The script creates the device_{RANK_ID} directory in the project path and you need to execute the networking script in this directory. Therefore, when replacing the Python training script, pay attention to the change of its relative path.
- Run the run_distributed_ascend.sh script to start the original project. For example, in an 8-device environment, run the following command:
bash run_distributed_ascend.sh RANK_TABLE_FILE RANK_SIZE RANK_START DEVICE_START
For details about MindSpore distributed training (Ascend), see Distributed Parallel Training Example (Ascend).
- Device specifies the GPU device.
On the GPU hardware platform, MindSpore uses mpirun of OpenMPI for distributed training. You can run the following command to run the multi-device script:
mpirun -n {number_of_GPUs_running_the_multi-device_script} {original_training_shell_script_command_of_the_model}For details about MindSpore distributed training (GPU), see Distributed Parallel Training Example (GPU).
- Device specifies the Ascend device.
- If the Graph parameter is enabled, change the construct function of the WithLossCell class in the training script to include only the forward propagation and loss calculation of the model. For details, see Transplant advice in the migrated script.
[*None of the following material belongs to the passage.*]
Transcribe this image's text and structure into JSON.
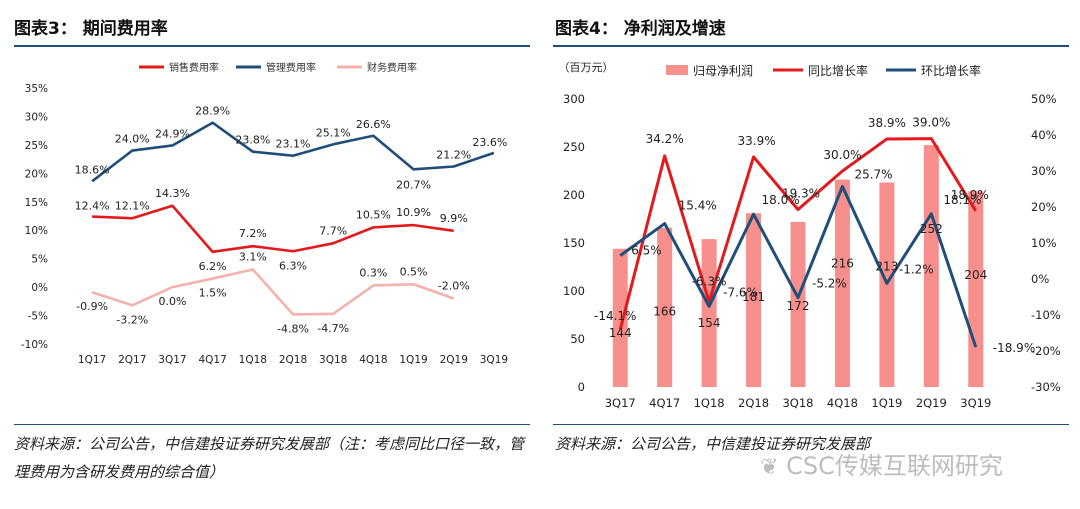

- The framework of the migrated script is different from that of the original script. Therefore, during the debugging and running of the migrated script, an exception may be thrown due to some restrictions of MindSpore and the process is terminated. This type of exception needs to be further debugged and resolved based on the specific exception information.
- After the analysis and migration, you can perform training by following the instructions in Model Training.